O prefeito fez questão de afirmar que nunca interferiu na comissão parlamentar, além de defender a independência dos poderes.

“Não interferi quando criaram a CPI, não interferi no funcionamento da CPI, não interferi na judicialização da CPI e não vou interferir nas decisões judiciais da CPI. Assunto 100% interna corporis da câmara de Cuiabá, que é um poder independente.

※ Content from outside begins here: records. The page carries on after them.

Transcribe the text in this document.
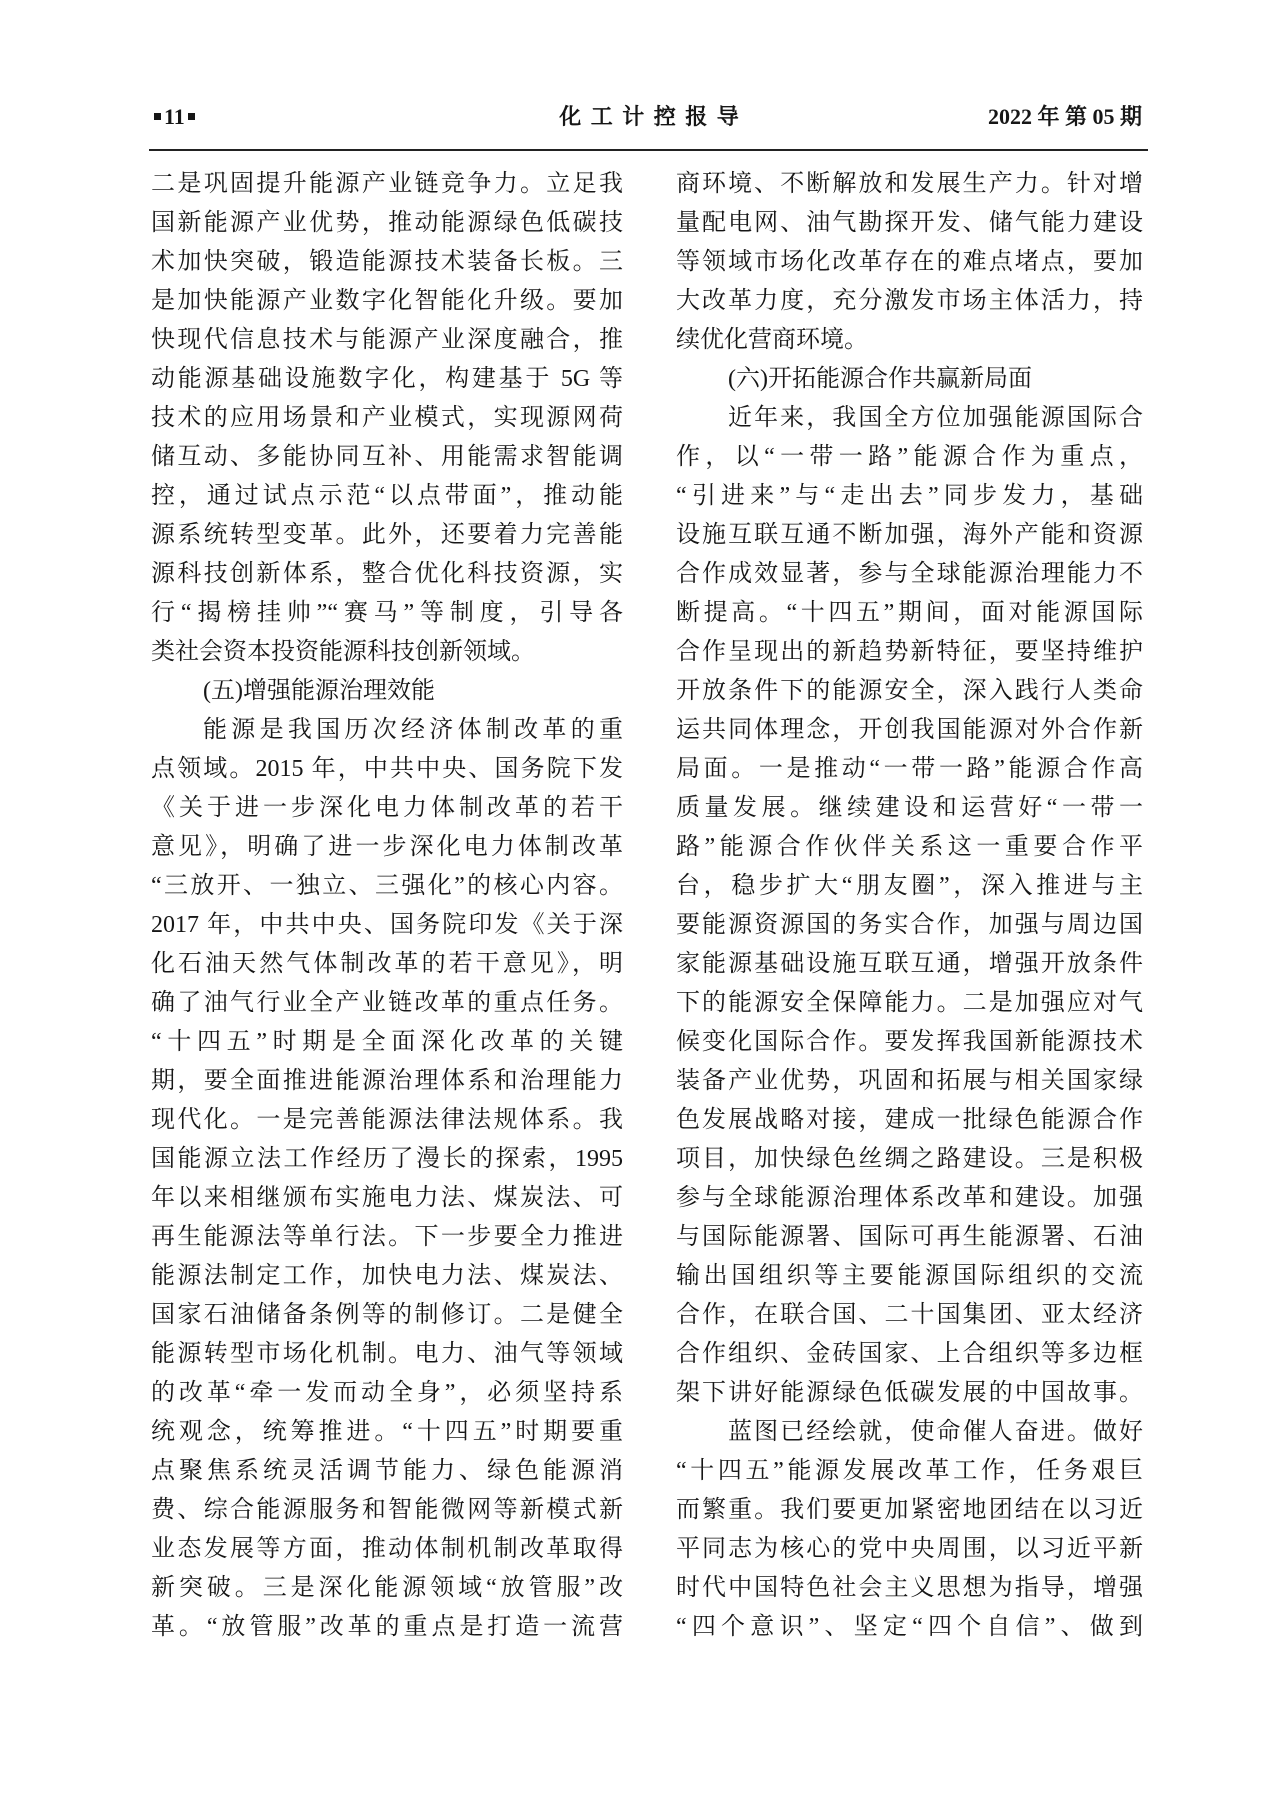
11	化 工 计 控 报 导	2022 年 第 05 期
二是巩固提升能源产业链竞争力。立足我
国新能源产业优势，推动能源绿色低碳技
术加快突破，锻造能源技术装备长板。三
是加快能源产业数字化智能化升级。要加
快现代信息技术与能源产业深度融合，推
动能源基础设施数字化，构建基于 5G 等
技术的应用场景和产业模式，实现源网荷
储互动、多能协同互补、用能需求智能调
控，通过试点示范“以点带面”，推动能
源系统转型变革。此外，还要着力完善能
源科技创新体系，整合优化科技资源，实
行“揭榜挂帅”“赛马”等制度，引导各
类社会资本投资能源科技创新领域。
(五)增强能源治理效能
能源是我国历次经济体制改革的重
点领域。2015 年，中共中央、国务院下发
《关于进一步深化电力体制改革的若干
意见》，明确了进一步深化电力体制改革
“三放开、一独立、三强化”的核心内容。
2017 年，中共中央、国务院印发《关于深
化石油天然气体制改革的若干意见》，明
确了油气行业全产业链改革的重点任务。
“十四五”时期是全面深化改革的关键
期，要全面推进能源治理体系和治理能力
现代化。一是完善能源法律法规体系。我
国能源立法工作经历了漫长的探索，1995
年以来相继颁布实施电力法、煤炭法、可
再生能源法等单行法。下一步要全力推进
能源法制定工作，加快电力法、煤炭法、
国家石油储备条例等的制修订。二是健全
能源转型市场化机制。电力、油气等领域
的改革“牵一发而动全身”，必须坚持系
统观念，统筹推进。“十四五”时期要重
点聚焦系统灵活调节能力、绿色能源消
费、综合能源服务和智能微网等新模式新
业态发展等方面，推动体制机制改革取得
新突破。三是深化能源领域“放管服”改
革。“放管服”改革的重点是打造一流营
商环境、不断解放和发展生产力。针对增
量配电网、油气勘探开发、储气能力建设
等领域市场化改革存在的难点堵点，要加
大改革力度，充分激发市场主体活力，持
续优化营商环境。
(六)开拓能源合作共赢新局面
近年来，我国全方位加强能源国际合
作，以“一带一路”能源合作为重点，
“引进来”与“走出去”同步发力，基础
设施互联互通不断加强，海外产能和资源
合作成效显著，参与全球能源治理能力不
断提高。“十四五”期间，面对能源国际
合作呈现出的新趋势新特征，要坚持维护
开放条件下的能源安全，深入践行人类命
运共同体理念，开创我国能源对外合作新
局面。一是推动“一带一路”能源合作高
质量发展。继续建设和运营好“一带一
路”能源合作伙伴关系这一重要合作平
台，稳步扩大“朋友圈”，深入推进与主
要能源资源国的务实合作，加强与周边国
家能源基础设施互联互通，增强开放条件
下的能源安全保障能力。二是加强应对气
候变化国际合作。要发挥我国新能源技术
装备产业优势，巩固和拓展与相关国家绿
色发展战略对接，建成一批绿色能源合作
项目，加快绿色丝绸之路建设。三是积极
参与全球能源治理体系改革和建设。加强
与国际能源署、国际可再生能源署、石油
输出国组织等主要能源国际组织的交流
合作，在联合国、二十国集团、亚太经济
合作组织、金砖国家、上合组织等多边框
架下讲好能源绿色低碳发展的中国故事。
蓝图已经绘就，使命催人奋进。做好
“十四五”能源发展改革工作，任务艰巨
而繁重。我们要更加紧密地团结在以习近
平同志为核心的党中央周围，以习近平新
时代中国特色社会主义思想为指导，增强
“四个意识”、坚定“四个自信”、做到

Temos uma harmonia muito boa, mas temos independência”, disse Emanuel.

A decisão do juiz Wladys Roberto Freire do Amaral foi em resposta ao mandado de segurança impetrado pelo vereador Diego Guimarães (PP) em desfavor dos vereadores da base do prefeito, Mario Nadaf (PV), membro da CPI, e Adevair Cabral (PSDB), relator.

No mandado, constava a denúncia de manobra dos apoiadores ao compor a CPI que, cogitou cassar o mandato de Emanuel por ser flagrado, quando ainda era deputado estadual, recebendo maços de dinheiro do ex-chefe de gabinete do ex-governador Silval Barbosa, Silvio Correa.

O vereador argumenta que Nadaf e Adevair estavam na Câmara “apenas para defender o prefeito”.